Although I have done quite a bit of reading, site, page, list, web app creation etc to try and get a feel for this, I am struggling to understand clearly the basic principles of where best to start. Take the scenario:

  • A user completes a form and submits the data (for example a request for absence from work).
  • The data then needs to be checked by various people and viewed by specific staff and approve or not (this looks like a WorkFlow)
  • additional functionality such as a calendar showing who is absent on each day.

My question is

Should this sit within a Site to which a list is added and then a Form created from this list (in PowerApps)? Or do you start with a Form and then create a site accessing this information?

Any pointers as to where to look to get a better understanding would be much appreciated.

1 Answer 1


There are many possible answers to this. Here are a few:

  1. Create a sharepoint list with approval turned on (list settings), and use a flow to handle the multiple approvers. Upon approval, the flow could add a new list item in the calendar list
  2. Do the above, but also add fields to the form for the approver name, approver comments, approval date, etc. At this point, the workflow doesn't handle the approval process per se, but instead handles sending out emails to alert the approvers that a new item needs approval. the approver would access the same list item, and fill in the necessary fields to indicate approval.
  3. Do either of the above, but customize the form with power apps to get the look/feel/functionality you want. Note: Power apps can be quite difficult to work with, so be careful with this route.
  4. Create a list to store employees and how much vacation time they have remaining. Have a developer create a powershell script to automatically update this list every night based on data in the HR system. In the power apps form, reference this list to be able to show the calculation of how many days they have remaining, and to automatically reject requests, as needed.
  5. Do any of the above, but have a developer create an SPFx part, instead of using PowerApps, in order to get faster performance and a UI that could better meet business requirements.

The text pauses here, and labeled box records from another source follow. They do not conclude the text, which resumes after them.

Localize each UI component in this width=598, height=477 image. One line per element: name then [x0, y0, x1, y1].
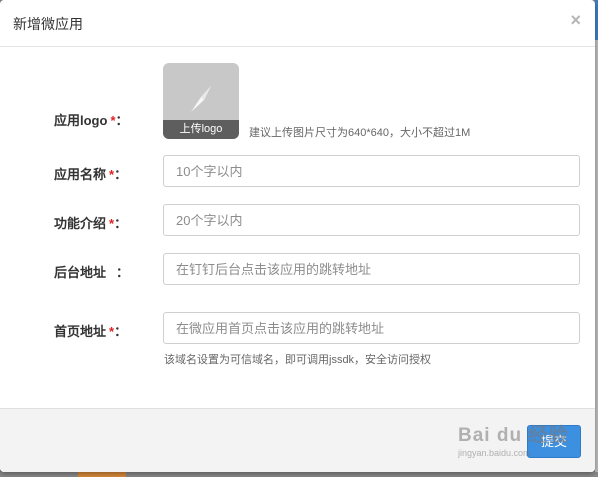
label-colon: ： — [114, 167, 128, 182]
label-colon: ： — [114, 216, 128, 231]
admin-url-label-group: 后台地址 ： — [54, 262, 134, 281]
admin-url-input[interactable] — [163, 253, 580, 285]
dialog-header: 新增微应用 × — [0, 0, 595, 47]
logo-upload-button[interactable]: 上传logo — [163, 63, 239, 139]
logo-label-group: 应用logo *： — [54, 110, 134, 129]
intro-input[interactable] — [163, 204, 580, 236]
logo-hint: 建议上传图片尺寸为640*640，大小不超过1M — [249, 127, 471, 139]
home-url-label-group: 首页地址 *： — [54, 321, 134, 340]
submit-button[interactable]: 提交 — [527, 425, 581, 458]
home-url-hint: 该域名设置为可信域名，即可调用jssdk，安全访问授权 — [164, 354, 432, 366]
home-url-input[interactable] — [163, 312, 580, 344]
name-label-group: 应用名称 *： — [54, 164, 134, 183]
app-name-input[interactable] — [163, 155, 580, 187]
logo-label: 应用logo — [54, 113, 108, 128]
label-colon: ： — [115, 113, 129, 128]
intro-label: 功能介绍 — [54, 216, 107, 231]
label-colon: ： — [116, 265, 130, 280]
new-micro-app-dialog: 新增微应用 × 应用logo *： 上传logo 建议上传图片尺寸为640*640… — [0, 0, 595, 472]
label-colon: ： — [114, 324, 128, 339]
dialog-title: 新增微应用 — [13, 16, 83, 32]
dialog-footer: 提交 — [0, 408, 595, 472]
compass-icon — [191, 86, 211, 112]
home-url-label: 首页地址 — [54, 324, 107, 339]
upload-caption: 上传logo — [163, 120, 239, 139]
intro-label-group: 功能介绍 *： — [54, 213, 134, 232]
close-icon[interactable]: × — [570, 10, 581, 30]
name-label: 应用名称 — [54, 167, 107, 182]
admin-url-label: 后台地址 — [54, 265, 107, 280]
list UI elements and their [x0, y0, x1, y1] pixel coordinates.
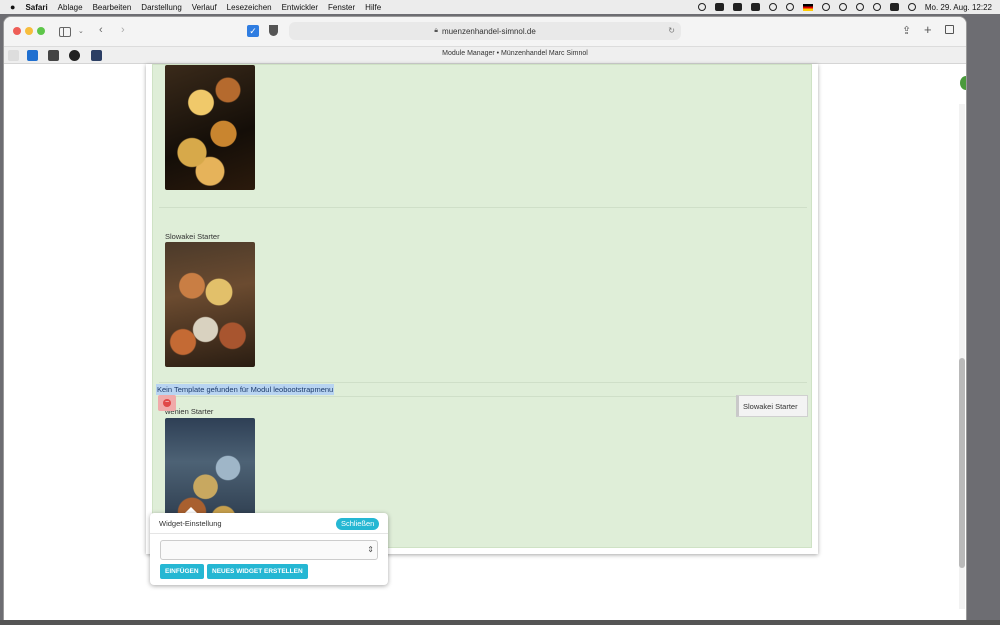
menu-verlauf[interactable]: Verlauf [192, 3, 217, 12]
active-tab-title[interactable]: Module Manager • Münzenhandel Marc Simno… [4, 50, 966, 57]
zoom-window-button[interactable] [37, 27, 45, 35]
minimize-window-button[interactable] [25, 27, 33, 35]
product-label-slowakei: Slowakei Starter [165, 232, 220, 241]
siri-icon[interactable] [907, 3, 916, 11]
menu-bearbeiten[interactable]: Bearbeiten [93, 3, 132, 12]
app-icon-2[interactable] [750, 3, 760, 11]
spotlight-icon[interactable] [872, 3, 881, 11]
tab-title-text: Module Manager • Münzenhandel Marc Simno… [442, 50, 588, 57]
chevron-down-icon[interactable]: ⌄ [78, 27, 84, 35]
dock-strip [0, 620, 1000, 625]
forward-icon[interactable]: › [121, 24, 125, 36]
divider [159, 382, 807, 383]
product-image-coins-1[interactable] [165, 65, 255, 190]
divider [159, 396, 807, 397]
page-viewport: Slowakei Starter wenien Starter Kein Tem… [4, 64, 966, 624]
clock[interactable]: Mo. 29. Aug. 12:22 [925, 3, 992, 12]
menu-entwickler[interactable]: Entwickler [282, 3, 318, 12]
share-icon[interactable]: ⇪ [902, 24, 911, 37]
menu-app-name[interactable]: Safari [25, 3, 47, 12]
menu-fenster[interactable]: Fenster [328, 3, 355, 12]
divider [150, 533, 388, 534]
close-button[interactable]: Schließen [336, 518, 380, 530]
scrollbar-thumb[interactable] [959, 358, 965, 568]
app-icon[interactable] [732, 3, 742, 11]
menu-bar: ● Safari Ablage Bearbeiten Darstellung V… [0, 0, 1000, 14]
apple-icon[interactable]: ● [10, 2, 15, 12]
teamviewer-icon[interactable] [714, 3, 724, 11]
insert-button[interactable]: EINFÜGEN [160, 564, 204, 579]
status-area: Mo. 29. Aug. 12:22 [697, 0, 992, 14]
tab-overview-icon[interactable] [945, 25, 954, 34]
module-content: Slowakei Starter wenien Starter [152, 64, 812, 548]
tab-bar: Module Manager • Münzenhandel Marc Simno… [4, 47, 966, 64]
browser-window: ⌄ ‹ › ✓ 🔒︎ muenzenhandel-simnol.de ↻ ⇪ +… [3, 16, 967, 625]
module-chip[interactable]: Slowakei Starter [736, 395, 808, 417]
back-icon[interactable]: ‹ [99, 24, 103, 36]
extension-check-icon[interactable]: ✓ [247, 25, 259, 37]
close-window-button[interactable] [13, 27, 21, 35]
lock-icon: 🔒︎ [434, 27, 438, 34]
language-flag-icon[interactable] [802, 3, 813, 11]
extension-shield-icon[interactable] [269, 25, 278, 36]
reload-icon[interactable]: ↻ [668, 26, 675, 35]
product-image-slowakei[interactable] [165, 242, 255, 367]
url-text: muenzenhandel-simnol.de [441, 26, 536, 36]
new-widget-button[interactable]: NEUES WIDGET ERSTELLEN [207, 564, 308, 579]
sidebar-icon[interactable] [59, 27, 71, 37]
volume-icon[interactable] [768, 3, 777, 11]
module-panel: Slowakei Starter wenien Starter [146, 64, 818, 554]
widget-select[interactable] [160, 540, 378, 560]
browser-toolbar: ⌄ ‹ › ✓ 🔒︎ muenzenhandel-simnol.de ↻ ⇪ + [4, 17, 966, 47]
bluetooth-icon[interactable] [785, 3, 794, 11]
time-machine-icon[interactable] [855, 3, 864, 11]
menu-darstellung[interactable]: Darstellung [141, 3, 181, 12]
wifi-icon[interactable] [821, 3, 830, 11]
template-error-message: Kein Template gefunden für Modul leoboot… [156, 384, 335, 395]
new-tab-icon[interactable]: + [924, 22, 932, 37]
widget-title: Widget-Einstellung [159, 519, 222, 528]
menu-hilfe[interactable]: Hilfe [365, 3, 381, 12]
widget-settings-popover: Widget-Einstellung Schließen EINFÜGEN NE… [150, 513, 388, 585]
address-bar[interactable]: 🔒︎ muenzenhandel-simnol.de ↻ [289, 22, 681, 40]
eject-icon[interactable] [838, 3, 847, 11]
remove-button[interactable]: − [158, 395, 176, 411]
menu-ablage[interactable]: Ablage [58, 3, 83, 12]
status-icon[interactable] [697, 3, 706, 11]
menu-lesezeichen[interactable]: Lesezeichen [227, 3, 272, 12]
control-center-icon[interactable] [889, 3, 899, 11]
minus-icon: − [163, 399, 171, 407]
divider [159, 207, 807, 208]
side-panel-tab[interactable] [960, 76, 966, 90]
module-chip-label: Slowakei Starter [743, 402, 798, 411]
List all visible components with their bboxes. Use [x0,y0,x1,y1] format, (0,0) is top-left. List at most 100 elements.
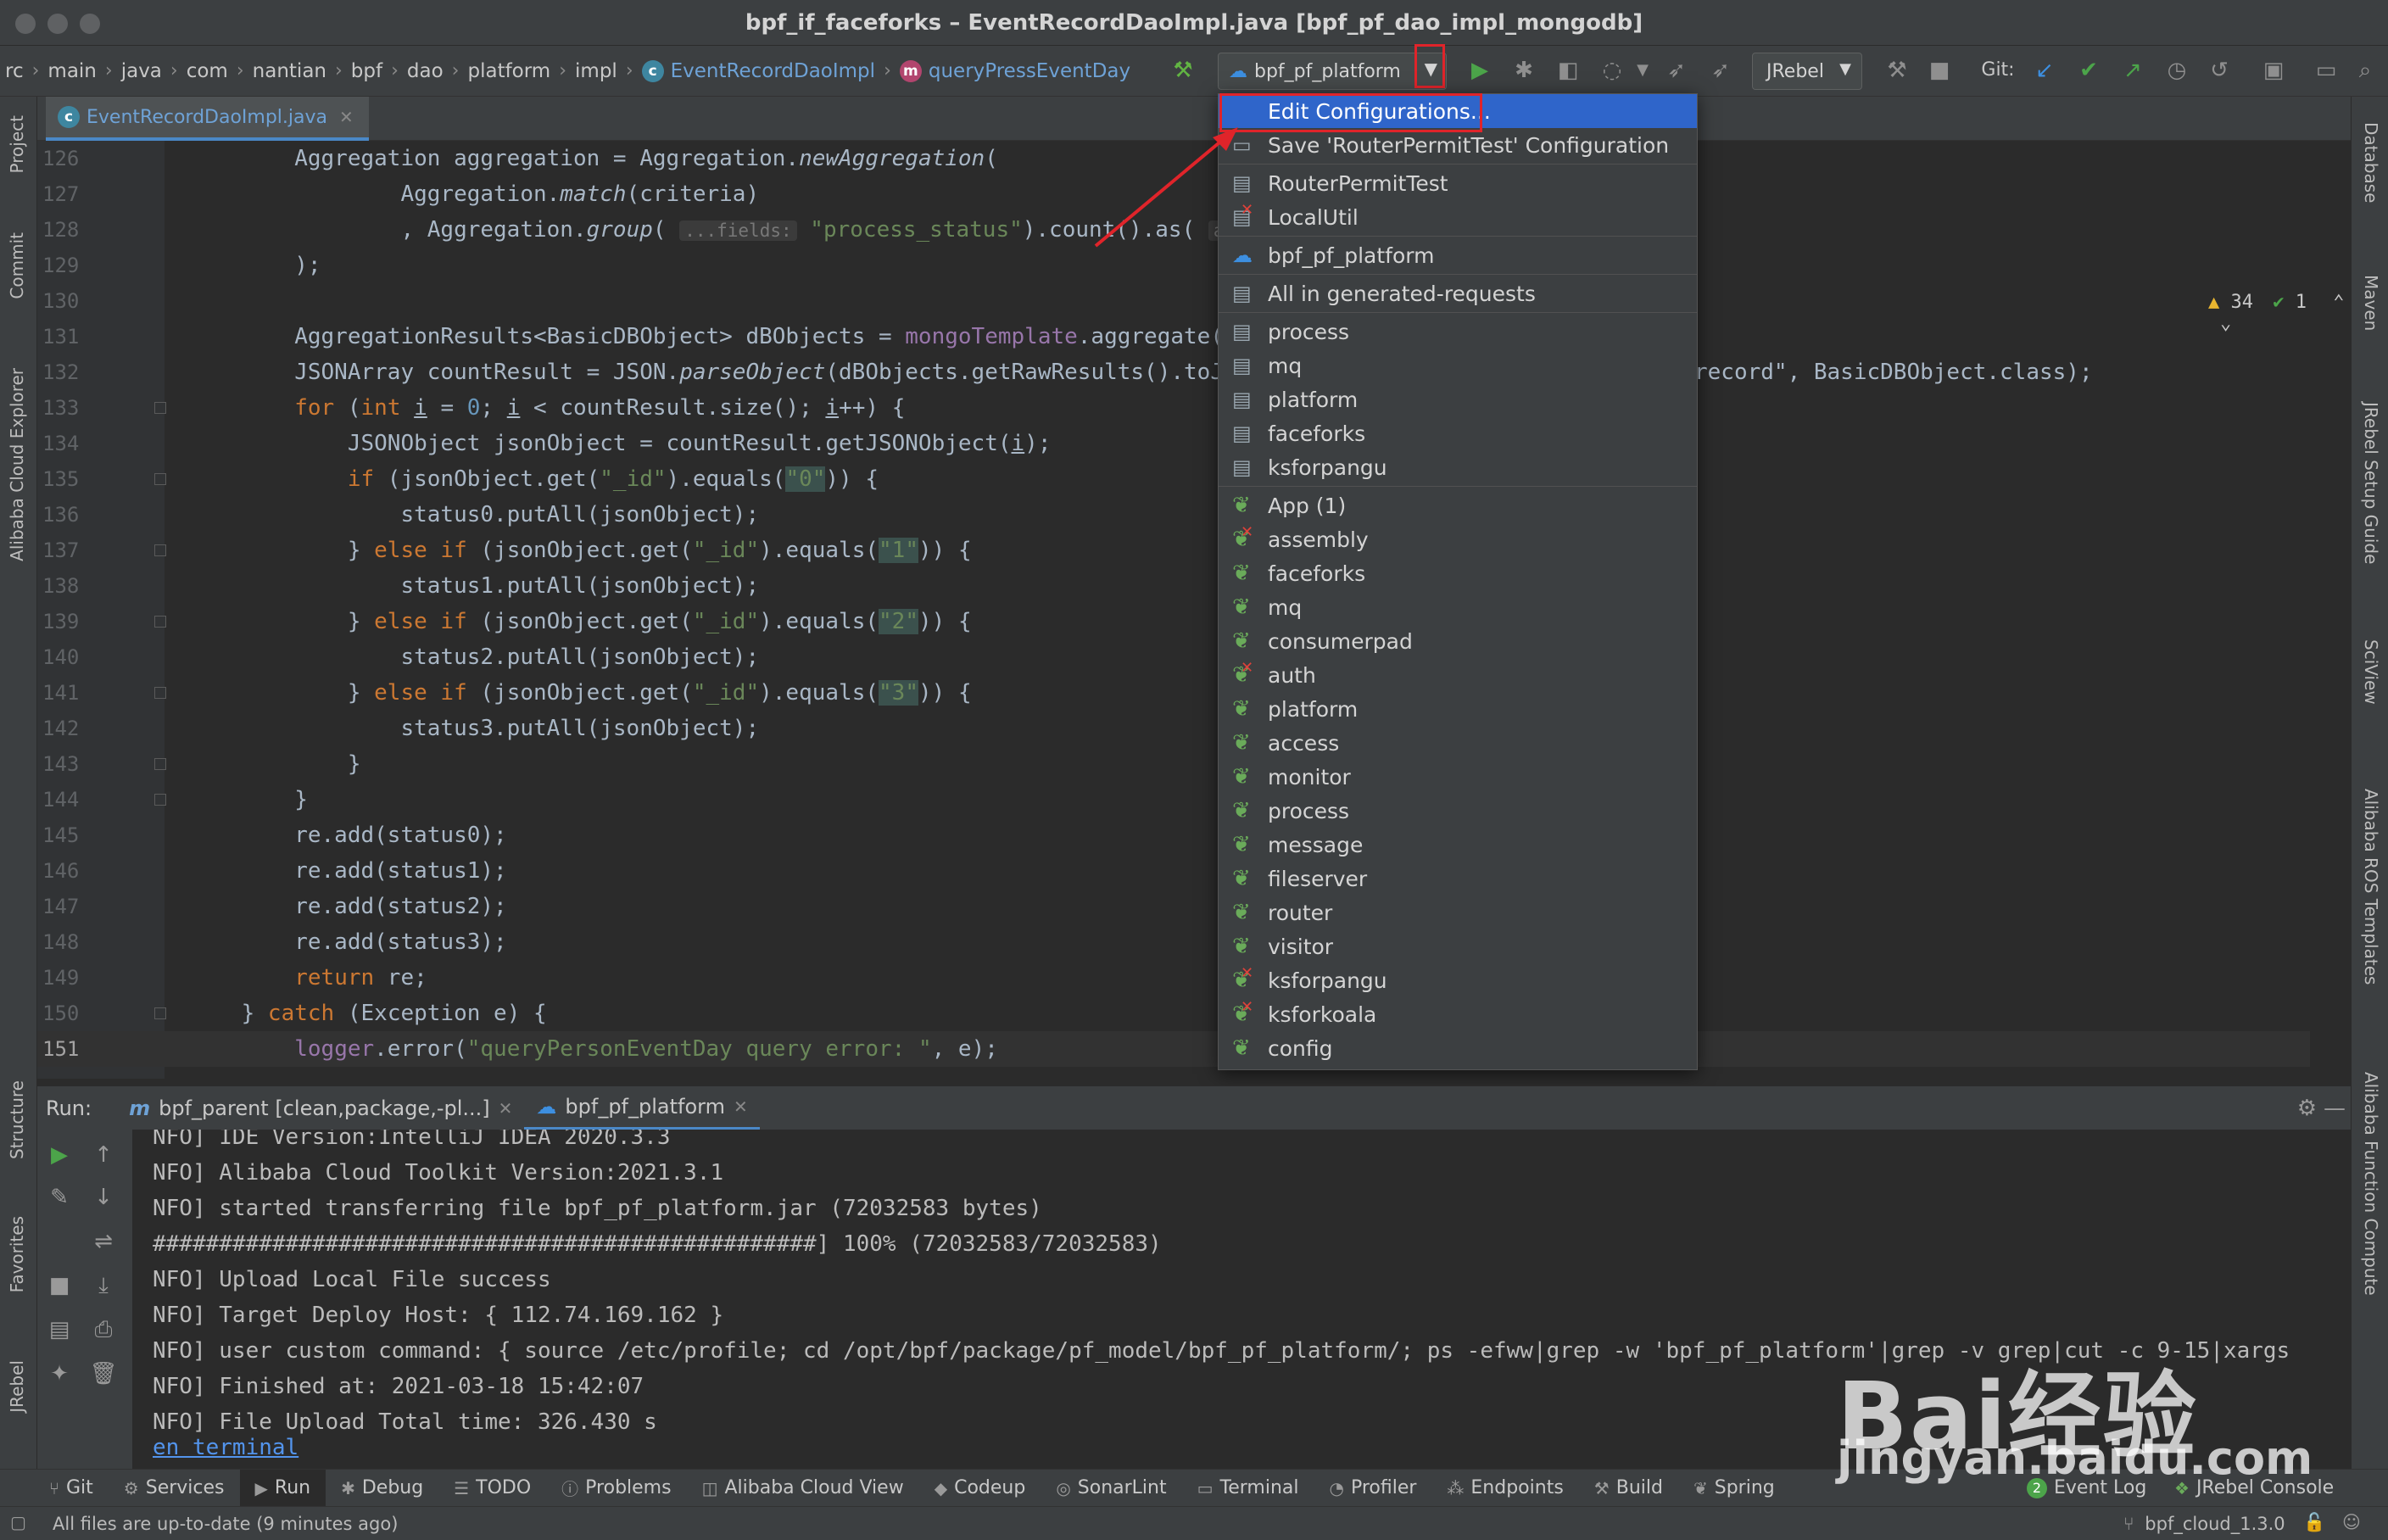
breadcrumb-item[interactable]: rc [0,60,29,82]
breadcrumb-item[interactable]: impl [570,60,622,82]
bottom-tool-alibaba-cloud-view[interactable]: ◫ Alibaba Cloud View [687,1470,919,1507]
layout-icon[interactable]: ▤ [42,1313,76,1347]
print-icon[interactable]: ⎙ [86,1313,120,1347]
breadcrumb-item[interactable]: com [181,60,233,82]
menu-item[interactable]: ▤ process [1219,315,1697,349]
project-structure-icon[interactable]: ▣ [2259,56,2288,85]
fold-marker-icon[interactable] [154,794,166,806]
fold-marker-icon[interactable] [154,402,166,414]
profile-icon[interactable]: ◌ [1598,56,1626,85]
bottom-tool-debug[interactable]: ✱ Debug [326,1470,438,1507]
menu-item[interactable]: ❦ ✕ assembly [1219,522,1697,556]
layout-icon[interactable]: ▭ [2312,56,2341,85]
run-tab-bpf-parent[interactable]: m bpf_parent [clean,package,-pl...] ✕ [117,1086,524,1130]
open-terminal-link[interactable]: en terminal [153,1430,298,1465]
bottom-tool-problems[interactable]: ⓘ Problems [546,1470,686,1507]
menu-item[interactable]: ❦ config [1219,1031,1697,1065]
bottom-tool-sonarlint[interactable]: ◎ SonarLint [1041,1470,1181,1507]
history-icon[interactable]: ◷ [2162,56,2191,85]
menu-item[interactable]: ❦ router [1219,896,1697,929]
git-update-icon[interactable]: ↙ [2030,56,2059,85]
close-tab-icon[interactable]: ✕ [339,107,354,127]
close-tab-icon[interactable]: ✕ [734,1096,748,1117]
tool-jrebel-setup-guide[interactable]: JRebel Setup Guide [2361,402,2381,564]
menu-item[interactable]: ▭ Save 'RouterPermitTest' Configuration [1219,128,1697,162]
menu-item[interactable]: ▤ mq [1219,349,1697,382]
rollback-icon[interactable]: ↺ [2205,56,2234,85]
tab-event-record-dao-impl[interactable]: c EventRecordDaoImpl.java ✕ [46,97,369,141]
tool-project[interactable]: Project [7,115,27,173]
search-icon[interactable]: ⌕ [2351,56,2380,85]
menu-item[interactable]: ❦ access [1219,726,1697,760]
tool-database[interactable]: Database [2361,122,2381,203]
breadcrumb-item[interactable]: dao [402,60,449,82]
menu-item[interactable]: ▤ ksforpangu [1219,450,1697,484]
run-tab-bpf-pf-platform[interactable]: ☁ bpf_pf_platform ✕ [524,1086,760,1130]
inspection-widget[interactable]: ▲ 34 ✔ 1 ⌃ ⌄ [2208,292,2351,334]
breadcrumb-item[interactable]: main [42,60,101,82]
fold-marker-icon[interactable] [154,473,166,485]
code-editor[interactable]: 126 Aggregation aggregation = Aggregatio… [37,141,2351,1079]
breadcrumb-item[interactable]: nantian [248,60,332,82]
menu-item[interactable]: ❦ message [1219,828,1697,862]
soft-wrap-icon[interactable]: ⇌ [86,1225,120,1258]
tool-commit[interactable]: Commit [7,232,27,299]
fold-marker-icon[interactable] [154,1007,166,1019]
menu-item[interactable]: ❦ process [1219,794,1697,828]
menu-item[interactable]: ▤ ✕ LocalUtil [1219,200,1697,234]
scroll-to-end-icon[interactable]: ⤓ [86,1269,120,1303]
lock-icon[interactable]: 🔓 [2303,1512,2325,1533]
fold-marker-icon[interactable] [154,687,166,699]
bottom-tool-git[interactable]: ⑂ Git [34,1470,109,1507]
breadcrumb-class[interactable]: c EventRecordDaoImpl [637,59,880,82]
breadcrumb-method[interactable]: m queryPressEventDay [895,59,1135,82]
fold-marker-icon[interactable] [154,616,166,628]
run-configuration-dropdown[interactable]: ☁ bpf_pf_platform ▼ [1218,53,1447,90]
rerun-icon[interactable]: ▶ [42,1138,76,1172]
notifications-icon[interactable]: ☺ [2342,1512,2361,1532]
debug-icon[interactable]: ✱ [1509,56,1538,85]
menu-item[interactable]: ▤ faceforks [1219,416,1697,450]
fold-marker-icon[interactable] [154,758,166,770]
menu-item[interactable]: ▤ RouterPermitTest [1219,166,1697,200]
bottom-tool-codeup[interactable]: ◆ Codeup [919,1470,1041,1507]
menu-item[interactable]: ▤ platform [1219,382,1697,416]
gear-icon[interactable]: ⚙ [2297,1096,2317,1121]
menu-item[interactable]: ❦ visitor [1219,929,1697,963]
chevron-down-icon[interactable]: ⌄ [2220,313,2231,334]
breadcrumb-item[interactable]: platform [462,60,555,82]
scroll-up-icon[interactable]: ↑ [86,1138,120,1172]
run-configuration-popup[interactable]: Edit Configurations... ▭ Save 'RouterPermi… [1218,93,1698,1070]
bottom-tool-todo[interactable]: ☰ TODO [438,1470,546,1507]
tool-sciview[interactable]: SciView [2361,639,2381,705]
wrench-icon[interactable]: ✎ [42,1180,76,1214]
coverage-icon[interactable]: ◧ [1554,56,1582,85]
tool-maven[interactable]: Maven [2361,275,2381,331]
menu-item[interactable]: ❦ ✕ auth [1219,658,1697,692]
run-icon[interactable]: ▶ [1465,56,1494,85]
jrebel-dropdown[interactable]: JRebel ▼ [1752,53,1862,90]
close-tab-icon[interactable]: ✕ [499,1098,513,1119]
git-branch[interactable]: ⑂ bpf_cloud_1.3.0 [2123,1514,2285,1534]
bottom-tool-services[interactable]: ⚙ Services [109,1470,240,1507]
menu-item[interactable]: ❦ App (1) [1219,488,1697,522]
tool-jrebel[interactable]: JRebel [7,1360,27,1413]
bottom-tool-terminal[interactable]: ▭ Terminal [1182,1470,1314,1507]
stop-icon[interactable]: ■ [42,1269,76,1303]
layout-toggle-icon[interactable]: ▢ [10,1512,26,1532]
tool-structure[interactable]: Structure [7,1080,27,1159]
minimize-icon[interactable]: — [2324,1096,2346,1121]
breadcrumb-item[interactable]: java [116,60,167,82]
hammer-icon[interactable]: ⚒ [1883,56,1911,85]
chevron-up-icon[interactable]: ⌃ [2333,292,2344,313]
jrebel-debug-icon[interactable]: ➶ [1706,56,1735,85]
scroll-down-icon[interactable]: ↓ [86,1180,120,1214]
tool-alibaba-ros-templates[interactable]: Alibaba ROS Templates [2361,789,2381,985]
chevron-down-icon[interactable]: ▼ [1628,56,1657,85]
stop-icon[interactable]: ■ [1925,56,1954,85]
menu-item[interactable]: ❦ platform [1219,692,1697,726]
menu-item[interactable]: ▤ All in generated-requests [1219,276,1697,310]
trash-icon[interactable]: 🗑 [86,1357,120,1391]
menu-item[interactable]: ☁ bpf_pf_platform [1219,238,1697,272]
tool-favorites[interactable]: Favorites [7,1216,27,1292]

end result of any of the above:

  1. User clicks a link to access a page in sharepoint that has a form (OOB list form, power apps form, or form built via SPFx)
  2. user fills in form, clicks submit
  3. The data is saved in a SharePoint list (Or, in more advanced scenarios where developers were involved, an Azure SQL Table, or other)
  4. Based on the fact that a new record was added to a list, a Flow runs
  5. The flow starts the approval process, sending out emails to the approvers (using either the approval action within flow, or a plain email action)
  6. After the final approval, the flow does any remaining steps, such as adding items to the calendar, emailing the person to tell them their request was approved, etc.

So yes, create a site, create a list, customize the form (if needed), and add the workflow.

  • Thank you very much for your very clear response. I have had a play with creating both a PowerApp and an SPFx part and feel that PowerApps might be the best way forward at this stage. I have set up a PowerApp to connect to a database (entity) through CDS. I plan to embed the PowerApp into a SharePoint site. Is this a sensible method? Lists seem pretty basic and as far as I can see are not relational. I am expecting the CDS to offer more functionality but I could be wrong.
    – RGriffiths
    Commented Nov 18, 2018 at 11:23
  • The differences between lists and the CDS are significant, but a very short answer is that yes, lists support lookups between lists, which is sort of like a relationship, but if you need a relational database, lists aren't it. SPFx is definitely developer territory, and is a radically different skill set than the other options. Again, be careful with powerapps, and start with a proof of concept. You'll notice that all(?) the powerapps samples have about 4-8 fields on the form. From experience, there's a reason for this, as you quickly run into challenges with larger numbers of fields on a form
    – Mike2500
    Commented Nov 19, 2018 at 13:12
  • But yes, a powerapp connecting to cds, which is then surfaced to the user via a sharepoint page is a certainly one of the main ways that power apps is expected to be used.